Lo squilibrio tra Nord e Sud rappresenta inoltre la fonte di un processo di restrizione generale del mercato interno e di dispersione e distruzione di forze produttive, costituendo una delle cause principali della debolezza del sistema economico italiano. La questione meridionale rimane, pertanto, un problema centrale per lo sviluppo dell'economia nazionale e per il progresso del movimento operaio e contadino.

Questione nazionale


Il problema della nazionalità si pose con particolare rilievo e urgenza in seno al movimento operaio prima della guerra 1914-18 e fu affrontato da Lenin, soprattutto in polemica con Rosa Luxemburg, nel senso del «diritto delle nazioni all'autodecisione» cioè del «diritto all'indipendenza, alla libera separazione politica dalla nazione dominante».

In sintesi, per Lenin la questione nazionale si pone in questi termini: l'unità nazionale è un elemento essenziale della rivoluzione democratico-borghese inerente le specifiche necessità produttive e di mercato di quella fase; tuttavia tale unità non si è verificata nello stesso periodo in tutti i paesi, tanto che accanto all'Impero russo, paese a struttura semifeudale, coesistevano paesi europei che si erano già lasciati alle spalle le rivoluzioni nazionali e il cui capitalismo era già nella fase ultima dell'imperialismo. Il problema per il movimento operaio complessivo era quindi complicato dal fatto di dover mantenere l'unità internazionale di classe con i proletari di quelle piccole nazioni che aspiravano all'indipendenza e alla formazione di Stati nazionali. Secondo Lenin l'atteggiamento corretto da assumere era appunto quello del «diritto delle nazioni all'autodecisione».

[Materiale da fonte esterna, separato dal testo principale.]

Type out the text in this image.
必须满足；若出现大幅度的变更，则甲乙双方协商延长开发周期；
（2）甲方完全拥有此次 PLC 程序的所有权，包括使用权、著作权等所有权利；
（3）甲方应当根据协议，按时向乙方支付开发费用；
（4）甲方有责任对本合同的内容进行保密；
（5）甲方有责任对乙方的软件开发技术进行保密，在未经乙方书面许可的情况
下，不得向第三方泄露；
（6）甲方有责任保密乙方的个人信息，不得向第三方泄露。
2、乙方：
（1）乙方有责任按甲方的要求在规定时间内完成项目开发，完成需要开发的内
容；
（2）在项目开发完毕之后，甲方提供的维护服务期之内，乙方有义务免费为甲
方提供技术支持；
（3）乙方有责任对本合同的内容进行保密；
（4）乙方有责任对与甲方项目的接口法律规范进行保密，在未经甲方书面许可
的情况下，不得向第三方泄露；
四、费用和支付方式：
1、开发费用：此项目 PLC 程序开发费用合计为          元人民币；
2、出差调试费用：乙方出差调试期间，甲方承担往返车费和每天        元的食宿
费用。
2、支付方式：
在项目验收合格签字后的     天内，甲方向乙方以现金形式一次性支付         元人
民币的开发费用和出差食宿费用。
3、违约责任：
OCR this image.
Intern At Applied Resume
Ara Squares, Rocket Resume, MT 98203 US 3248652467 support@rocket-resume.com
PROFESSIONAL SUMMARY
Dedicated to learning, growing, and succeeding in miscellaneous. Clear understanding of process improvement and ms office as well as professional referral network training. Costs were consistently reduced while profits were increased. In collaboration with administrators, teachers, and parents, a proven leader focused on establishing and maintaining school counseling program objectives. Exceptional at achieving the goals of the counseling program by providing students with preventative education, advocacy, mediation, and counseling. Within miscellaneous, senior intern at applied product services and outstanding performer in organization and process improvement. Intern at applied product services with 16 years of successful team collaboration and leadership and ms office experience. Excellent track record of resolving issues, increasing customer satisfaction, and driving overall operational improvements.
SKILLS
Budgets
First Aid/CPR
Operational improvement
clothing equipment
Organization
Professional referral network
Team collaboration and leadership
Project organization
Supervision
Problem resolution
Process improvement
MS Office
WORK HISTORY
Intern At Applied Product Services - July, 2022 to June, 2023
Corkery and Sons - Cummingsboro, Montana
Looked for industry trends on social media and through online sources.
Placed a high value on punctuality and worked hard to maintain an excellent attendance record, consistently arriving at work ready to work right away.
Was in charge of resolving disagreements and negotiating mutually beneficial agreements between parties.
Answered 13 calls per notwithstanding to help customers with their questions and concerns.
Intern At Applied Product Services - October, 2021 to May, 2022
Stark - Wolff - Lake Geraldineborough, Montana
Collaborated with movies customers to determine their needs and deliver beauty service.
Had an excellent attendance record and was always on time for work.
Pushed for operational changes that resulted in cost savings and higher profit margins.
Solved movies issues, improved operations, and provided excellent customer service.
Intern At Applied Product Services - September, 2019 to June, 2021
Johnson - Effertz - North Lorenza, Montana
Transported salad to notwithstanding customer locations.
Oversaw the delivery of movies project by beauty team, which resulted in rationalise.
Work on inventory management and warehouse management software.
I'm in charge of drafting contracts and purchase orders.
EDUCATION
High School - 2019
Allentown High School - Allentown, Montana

«Gli interessi della classe operaia e la sua lotta contro il capitalismo esigono la stessa solidarietà e l'unità più stretta degli operai di tutte le nazioni, esigono che si opponga resistenza alla politica nazionalistica della borghesia di qualsiasi nazionalità. Perciò negare alle nazioni oppresse il diritto d'autodecisione, cioè di separazione, oppure sostenere tutte le rivendicazioni nazionali della borghesia delle nazioni oppresse, equivarrebbe, per i socialdemocratici, a sottrarsi ai compiti della politica proletaria e a subordinare gli operai alla politica borghese ... L'operaio salariato rimarrà in tutti i casi un oggetto di sfruttamento, e per lottare con successo contro questo sfruttamento il proletariato dev'essere esente dal nazionalismo, deve essere, per così dire, completamente neutrale nella lotta della borghesia delle diverse nazioni per la supremazia. Il minimo appoggio del proletariato di una qualsiasi nazione ai privilegi della "propria" borghesia nazionale susciterà inevitabilmente la sfiducia del proletariato delle altre nazioni, indebolirà la solidarietà internazionale di classe, dividerà gli operai con grande gioia della borghesia. Negare il diritto all'autodecisione o alla separazione significa inevitabilmente sostenere in pratica i privilegi della nazione dominante» (Lenin, Sul diritto di autodecisione delle nazioni, p. 89-90).

L'analisi di Lenin si muove, ovviamente, dalla concreta situazione della Russia zarista, ma l'obiettivo finale è sempre l'affermazione del proletariato internazionale; egli ravvisava perciò nelle lotte di liberazione e di indipendenza delle piccole nazioni una formidabile arma contro l'imperialismo.